I’d like to take this opportunity to thank Ken Holland for not signing James Wisniewski.
On Monday night, Brendan “I Look Scarier without a Goatee” Shanahan issued a lengthy suspension to Wisniewski for elbowing Cal Clutterbuck in the head at the end of the Columbus/Minnesota exhibition game on Friday. He’ll miss the rest of the preseason and eight games of the regular season, which means that the Blue Jackets will have to play most of October without their newly acquired star defenceman.
Allow me a moment to wipe a sarcastic tear from my eye.
When I heard about Wisniewski’s suspension, I was overcome with a feeling of euphoria. Not because of the injury to Clutterbuck (who has one of the best surnames in the NHL) or even because a division rival is having an early season set-back. I am happy that this isn’t the problem of the Detroit Red Wings.

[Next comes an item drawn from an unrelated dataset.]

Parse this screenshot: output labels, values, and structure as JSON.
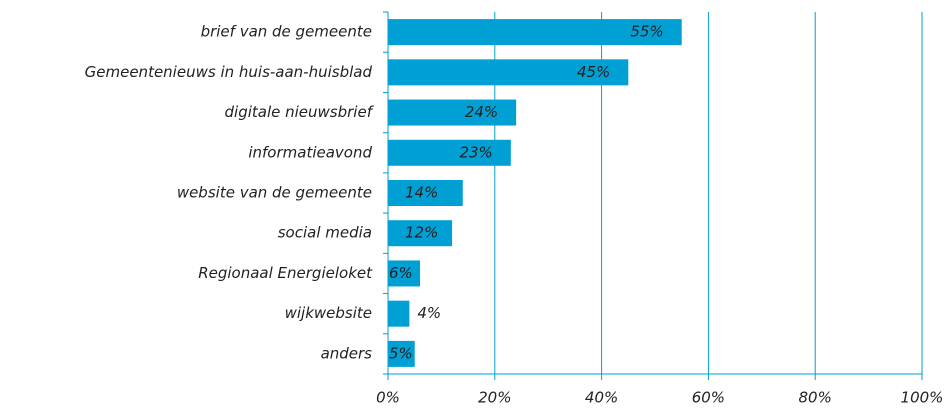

Remember the anticipation that all Wings fans had (including myself) at the prospect of signing Wisniewski at the start of free agency? As a Michigan native, right-handed shooter and 30 point defenceman, he seemed like the perfect replacement for the departed Brian Rafalski. I admit, I was disappointed when I heard he had signed with Columbus. However, the disappointment soon turned to anger when I heard his comments on NHL Live regarding his decision:
“For me, knowing Detroit’s history they don’t really pay the market value for a defenseman or any player. So I didn’t think that was going to be a fit for myself.”

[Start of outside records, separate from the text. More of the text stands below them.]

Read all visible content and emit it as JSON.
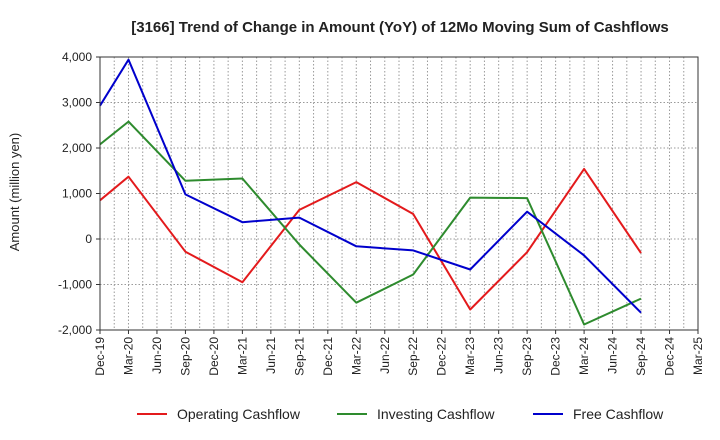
{
  "chart_data": {
    "type": "line",
    "title": "[3166]  Trend of Change in Amount (YoY) of 12Mo Moving Sum of Cashflows",
    "xlabel": "",
    "ylabel": "Amount (million yen)",
    "ylim": [
      -2000,
      4000
    ],
    "yticks": [
      -2000,
      -1000,
      0,
      1000,
      2000,
      3000,
      4000
    ],
    "ytick_labels": [
      "-2,000",
      "-1,000",
      "0",
      "1,000",
      "2,000",
      "3,000",
      "4,000"
    ],
    "categories": [
      "Dec-19",
      "Mar-20",
      "Jun-20",
      "Sep-20",
      "Dec-20",
      "Mar-21",
      "Jun-21",
      "Sep-21",
      "Dec-21",
      "Mar-22",
      "Jun-22",
      "Sep-22",
      "Dec-22",
      "Mar-23",
      "Jun-23",
      "Sep-23",
      "Dec-23",
      "Mar-24",
      "Jun-24",
      "Sep-24",
      "Dec-24",
      "Mar-25"
    ],
    "grid": true,
    "legend_position": "bottom",
    "series": [
      {
        "name": "Operating Cashflow",
        "color": "#e31a1c",
        "values": [
          850,
          1370,
          null,
          -280,
          null,
          -950,
          null,
          640,
          null,
          1250,
          null,
          550,
          null,
          -1550,
          null,
          -290,
          null,
          1540,
          null,
          -310,
          null,
          null
        ]
      },
      {
        "name": "Investing Cashflow",
        "color": "#2e8b2e",
        "values": [
          2080,
          2580,
          null,
          1280,
          null,
          1330,
          null,
          -120,
          null,
          -1400,
          null,
          -780,
          null,
          910,
          null,
          900,
          null,
          -1880,
          null,
          -1310,
          null,
          null
        ]
      },
      {
        "name": "Free Cashflow",
        "color": "#0000cc",
        "values": [
          2930,
          3940,
          null,
          980,
          null,
          370,
          null,
          470,
          null,
          -160,
          null,
          -250,
          null,
          -670,
          null,
          600,
          null,
          -360,
          null,
          -1620,
          null,
          null
        ]
      }
    ]
  }
}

Yep. Wisniewski chose to sign with a team who has only made the playoffs once (and swept by the Wings), a limited scoring line with a sub-par goalie, and a slim to none chance of ever touching the Stanley Cup over an elite hockey club…All for the promise of a $33 million payday.
Even though I’ve criticized Ken Holland for failing to beef up the blue line in the off season, I applaud him for not succumbing to a panic signing at the start of Free Agency. While other organizations were willing to shell out an exorbitant amount of cash for anyone who can skate backwards, he decided to make a few modest signings and rely on his young AHL arsenal to compensate for Rafalski’s exit. Though I’m still skeptical that this’ll be sufficient enough for Detroit to be a true Stanley Cup contender, I now at least understand why he didn’t pick up Wisniewski’s overinflated tab:
He’s not a team player.
James Wisniewski only plays for himself. His egocentric actions dictate his play on the ice. With 13 suspensions in three years (one including another 8 game stretch for a cheap hit on Brent Seabrook), he lacks the discipline to be an effective team player. He may have great skating and scoring abilities, but it’s of no use in the press box. He would rather seek retaliation than a win and that type of volatile behavior can be very detrimental to a hockey team (see Matt Cooke).
True, the Detroit Red Wings have a long history of rehabilitating troubled players. Some are successful (Todd Bertuzzi), others a lost cause (Sean Avery). Perhaps Holland would’ve taken the same gamble with Wisniewski if the price was right, but $5.5 million a year cap hit is bit costly for mental therapy.
So THANK YOU, Ken Holland. Thanks for recognizing what a liability an overpriced goon would’ve been for the Detroit Red Wings organization. You put the interests of the team first and it paid off.
Perhaps James Wisniewski should do the same.